Potential Fifth Asian Pangolin Species?

It must be VERY endangered if we don't already know about it.

Or it´s a crypic species that is hard to differentiate unless you see the genetical profile.

Woud love o see the pics of these animals and at least approximate range in wild nature.
 
My understanding, like Jana, that it is a cryptic species, thought to be a subspecies/population of known pangolins.

It should be easy to pinpoint where it lives using museum specimens.
 
Woud love o see the pics of these animals and at least approximate range in wild nature.
The "potential fifth Asian pangolin species" is known only from scales, so neither its appearance nor its distribution is known.

The new paper is still only available as an abstract so I don't know what it says, but the scales involved were in two large shipments intercepted in Hong Kong in 2012 (224kg of scales) and 2013 (312kg of scales and 932kg of carcasses).

Paper here (2015): Molecular tracing of confiscated pangolin scales for conservation and illegal trade monitoring in Southeast Asia - ScienceDirect

(Clade A below is the "potential new species" of the 2020 paper - at the time of the 2015 paper M. culionensis of the Philippines had not been genetically sampled)

There are several possible identities for Clade A. One possible identity is M. culionensis, a sister-species of M. javanica or which no published genetic data is available.
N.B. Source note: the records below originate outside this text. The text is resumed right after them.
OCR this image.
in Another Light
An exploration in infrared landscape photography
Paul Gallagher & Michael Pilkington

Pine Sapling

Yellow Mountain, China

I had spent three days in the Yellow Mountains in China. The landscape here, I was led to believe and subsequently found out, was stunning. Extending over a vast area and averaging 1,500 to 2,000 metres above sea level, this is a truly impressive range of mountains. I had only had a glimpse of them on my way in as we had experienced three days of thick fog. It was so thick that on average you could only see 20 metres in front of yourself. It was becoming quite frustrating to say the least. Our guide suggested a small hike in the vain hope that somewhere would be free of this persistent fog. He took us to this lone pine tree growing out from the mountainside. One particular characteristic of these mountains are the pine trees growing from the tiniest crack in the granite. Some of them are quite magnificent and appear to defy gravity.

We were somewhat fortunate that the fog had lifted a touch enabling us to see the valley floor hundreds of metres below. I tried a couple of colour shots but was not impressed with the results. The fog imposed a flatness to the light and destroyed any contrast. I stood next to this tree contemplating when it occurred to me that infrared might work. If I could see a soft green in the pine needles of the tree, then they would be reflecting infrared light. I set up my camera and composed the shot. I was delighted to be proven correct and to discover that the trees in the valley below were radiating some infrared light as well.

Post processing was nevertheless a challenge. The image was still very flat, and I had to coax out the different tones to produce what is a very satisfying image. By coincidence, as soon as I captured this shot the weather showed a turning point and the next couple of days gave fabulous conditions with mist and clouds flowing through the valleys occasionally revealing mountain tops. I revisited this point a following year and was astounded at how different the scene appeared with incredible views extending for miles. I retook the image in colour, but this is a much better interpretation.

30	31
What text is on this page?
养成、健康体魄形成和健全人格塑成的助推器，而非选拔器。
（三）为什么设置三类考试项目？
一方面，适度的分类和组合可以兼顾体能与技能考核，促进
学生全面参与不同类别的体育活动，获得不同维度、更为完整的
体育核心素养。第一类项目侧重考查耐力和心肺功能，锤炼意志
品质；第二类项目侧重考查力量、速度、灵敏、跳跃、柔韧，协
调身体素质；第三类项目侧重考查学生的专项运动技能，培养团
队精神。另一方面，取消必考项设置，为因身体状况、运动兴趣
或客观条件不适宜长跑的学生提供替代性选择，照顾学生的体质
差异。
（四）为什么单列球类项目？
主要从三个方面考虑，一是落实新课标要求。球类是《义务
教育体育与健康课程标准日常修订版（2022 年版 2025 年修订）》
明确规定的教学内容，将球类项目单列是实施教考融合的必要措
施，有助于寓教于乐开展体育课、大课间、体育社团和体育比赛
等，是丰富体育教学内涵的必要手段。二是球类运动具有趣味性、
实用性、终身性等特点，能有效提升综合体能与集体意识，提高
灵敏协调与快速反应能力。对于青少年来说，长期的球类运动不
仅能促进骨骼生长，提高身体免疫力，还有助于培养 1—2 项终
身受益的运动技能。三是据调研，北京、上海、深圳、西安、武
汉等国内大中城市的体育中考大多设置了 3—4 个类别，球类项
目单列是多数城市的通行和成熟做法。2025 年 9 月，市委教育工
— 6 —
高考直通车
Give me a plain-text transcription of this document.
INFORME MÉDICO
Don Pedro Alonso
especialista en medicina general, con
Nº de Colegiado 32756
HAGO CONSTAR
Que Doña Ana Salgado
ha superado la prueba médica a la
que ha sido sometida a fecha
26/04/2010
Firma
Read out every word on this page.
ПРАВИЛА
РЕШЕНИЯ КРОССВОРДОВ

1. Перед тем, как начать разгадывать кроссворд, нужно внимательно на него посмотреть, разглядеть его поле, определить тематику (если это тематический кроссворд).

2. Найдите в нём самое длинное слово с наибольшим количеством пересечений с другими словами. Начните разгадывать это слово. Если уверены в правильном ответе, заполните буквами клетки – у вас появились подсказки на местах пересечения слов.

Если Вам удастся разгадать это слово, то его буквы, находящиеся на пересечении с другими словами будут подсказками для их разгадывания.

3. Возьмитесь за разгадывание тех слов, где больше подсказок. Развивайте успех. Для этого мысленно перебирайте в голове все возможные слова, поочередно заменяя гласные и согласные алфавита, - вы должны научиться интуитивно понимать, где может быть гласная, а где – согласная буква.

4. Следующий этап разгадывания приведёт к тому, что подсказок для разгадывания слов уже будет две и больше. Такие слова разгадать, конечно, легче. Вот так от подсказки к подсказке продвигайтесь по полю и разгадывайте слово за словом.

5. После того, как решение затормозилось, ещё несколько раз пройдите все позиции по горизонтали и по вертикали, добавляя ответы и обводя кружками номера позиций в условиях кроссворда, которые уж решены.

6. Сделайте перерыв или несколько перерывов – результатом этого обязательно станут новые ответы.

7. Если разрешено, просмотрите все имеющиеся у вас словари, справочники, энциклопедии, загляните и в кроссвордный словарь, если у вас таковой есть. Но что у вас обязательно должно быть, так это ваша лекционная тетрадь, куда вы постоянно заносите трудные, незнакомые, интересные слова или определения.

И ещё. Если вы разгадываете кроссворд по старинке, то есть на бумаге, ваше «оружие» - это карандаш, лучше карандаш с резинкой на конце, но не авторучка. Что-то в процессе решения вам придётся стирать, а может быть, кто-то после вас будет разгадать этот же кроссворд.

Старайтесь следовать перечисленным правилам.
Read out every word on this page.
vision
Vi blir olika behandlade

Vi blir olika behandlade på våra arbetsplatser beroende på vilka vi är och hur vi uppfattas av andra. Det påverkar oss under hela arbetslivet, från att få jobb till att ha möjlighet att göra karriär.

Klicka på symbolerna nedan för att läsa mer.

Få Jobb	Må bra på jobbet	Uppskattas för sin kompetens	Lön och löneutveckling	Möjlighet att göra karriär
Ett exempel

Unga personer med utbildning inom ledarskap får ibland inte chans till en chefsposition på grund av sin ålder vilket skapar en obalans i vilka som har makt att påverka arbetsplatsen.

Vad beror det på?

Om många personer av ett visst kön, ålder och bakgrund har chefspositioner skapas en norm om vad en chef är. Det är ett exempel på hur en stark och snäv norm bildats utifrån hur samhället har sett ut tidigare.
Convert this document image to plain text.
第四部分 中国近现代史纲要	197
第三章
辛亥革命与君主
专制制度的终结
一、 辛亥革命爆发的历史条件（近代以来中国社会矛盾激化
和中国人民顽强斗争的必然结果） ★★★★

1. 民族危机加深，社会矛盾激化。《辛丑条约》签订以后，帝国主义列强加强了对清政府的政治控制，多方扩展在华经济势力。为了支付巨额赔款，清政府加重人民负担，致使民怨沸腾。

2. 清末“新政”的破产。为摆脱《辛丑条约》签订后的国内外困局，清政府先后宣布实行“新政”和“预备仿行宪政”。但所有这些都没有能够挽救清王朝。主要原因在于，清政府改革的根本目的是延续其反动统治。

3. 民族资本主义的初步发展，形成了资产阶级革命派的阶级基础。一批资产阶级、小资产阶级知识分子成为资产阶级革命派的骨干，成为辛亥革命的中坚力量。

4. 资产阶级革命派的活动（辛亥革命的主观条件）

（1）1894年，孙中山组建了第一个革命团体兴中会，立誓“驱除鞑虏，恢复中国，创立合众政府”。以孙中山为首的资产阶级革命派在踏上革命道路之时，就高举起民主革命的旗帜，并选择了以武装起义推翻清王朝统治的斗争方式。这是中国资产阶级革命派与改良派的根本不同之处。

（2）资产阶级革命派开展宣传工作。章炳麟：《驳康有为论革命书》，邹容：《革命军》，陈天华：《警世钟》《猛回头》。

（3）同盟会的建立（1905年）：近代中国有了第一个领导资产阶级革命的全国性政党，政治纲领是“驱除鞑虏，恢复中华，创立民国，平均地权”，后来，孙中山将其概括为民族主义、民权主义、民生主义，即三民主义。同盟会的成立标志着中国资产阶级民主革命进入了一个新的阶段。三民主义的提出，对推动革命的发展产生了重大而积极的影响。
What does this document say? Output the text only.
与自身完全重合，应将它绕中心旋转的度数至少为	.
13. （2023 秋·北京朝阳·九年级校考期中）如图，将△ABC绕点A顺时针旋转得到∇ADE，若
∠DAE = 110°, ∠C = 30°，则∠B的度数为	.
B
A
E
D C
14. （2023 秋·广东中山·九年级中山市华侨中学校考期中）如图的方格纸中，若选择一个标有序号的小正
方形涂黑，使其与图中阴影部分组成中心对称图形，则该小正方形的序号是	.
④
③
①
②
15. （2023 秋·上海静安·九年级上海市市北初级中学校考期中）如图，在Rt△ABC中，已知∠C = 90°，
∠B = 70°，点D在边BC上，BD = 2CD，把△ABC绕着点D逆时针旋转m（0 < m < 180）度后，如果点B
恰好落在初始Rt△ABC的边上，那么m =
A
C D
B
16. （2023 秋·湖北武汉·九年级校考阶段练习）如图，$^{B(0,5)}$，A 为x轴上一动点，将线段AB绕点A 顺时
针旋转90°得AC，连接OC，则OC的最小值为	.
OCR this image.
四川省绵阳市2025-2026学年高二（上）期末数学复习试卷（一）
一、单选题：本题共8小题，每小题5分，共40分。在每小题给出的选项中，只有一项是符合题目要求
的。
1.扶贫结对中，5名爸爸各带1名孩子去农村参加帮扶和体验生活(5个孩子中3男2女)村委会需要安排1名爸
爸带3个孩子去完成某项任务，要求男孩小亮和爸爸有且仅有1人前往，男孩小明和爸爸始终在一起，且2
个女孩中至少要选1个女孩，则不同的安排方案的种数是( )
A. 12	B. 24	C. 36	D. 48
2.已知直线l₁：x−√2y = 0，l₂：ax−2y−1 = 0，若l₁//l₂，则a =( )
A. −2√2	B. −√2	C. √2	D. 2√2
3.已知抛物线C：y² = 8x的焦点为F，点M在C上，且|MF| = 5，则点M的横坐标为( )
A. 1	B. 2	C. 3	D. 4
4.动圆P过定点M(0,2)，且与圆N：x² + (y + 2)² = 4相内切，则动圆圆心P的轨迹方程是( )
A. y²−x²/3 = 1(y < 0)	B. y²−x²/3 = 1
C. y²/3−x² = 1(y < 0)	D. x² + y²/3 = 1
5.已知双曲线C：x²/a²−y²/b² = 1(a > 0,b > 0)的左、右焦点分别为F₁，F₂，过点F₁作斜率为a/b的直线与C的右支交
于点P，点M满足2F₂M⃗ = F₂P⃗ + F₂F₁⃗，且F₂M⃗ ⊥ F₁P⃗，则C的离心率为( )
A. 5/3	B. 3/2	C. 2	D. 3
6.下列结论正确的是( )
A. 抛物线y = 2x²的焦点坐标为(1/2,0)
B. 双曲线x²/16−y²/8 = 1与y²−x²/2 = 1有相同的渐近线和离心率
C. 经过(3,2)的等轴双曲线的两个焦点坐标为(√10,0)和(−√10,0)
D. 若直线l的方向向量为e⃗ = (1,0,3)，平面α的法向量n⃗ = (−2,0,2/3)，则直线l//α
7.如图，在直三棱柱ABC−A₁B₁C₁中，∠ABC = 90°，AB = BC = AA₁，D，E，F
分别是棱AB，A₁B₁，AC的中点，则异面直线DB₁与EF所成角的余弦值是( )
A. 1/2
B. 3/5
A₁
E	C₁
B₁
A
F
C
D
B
Alternatively, Clade A may correspond to an unknown lineage of M. javanica, or a cryptic pangolin species distributed within the range of M. javanica. The COI distance between Clade A and M. javanica was high (8.7%), possibly indicative of species-level divergence. Unfortunately, we could not obtain information on the geographic origin of those pangolins. A detailed population genetic study of M. javanica and M. culionensis will be needed to better trace the delineation of taxonomic lineages.


Further:

Discovery of multiple clades and large genetic divergence were also found from seized pangolin scales by using mitochondrial D-loop in Taiwan, and most of those scales are likely to belong to M. javanica. As little is known about intra-specific genetic diversity of M. javanica, the present study has offered new insights into the cryptic genetic diversity of this species and suggests it is composed of different genetic lineages that may constitute different management units or species.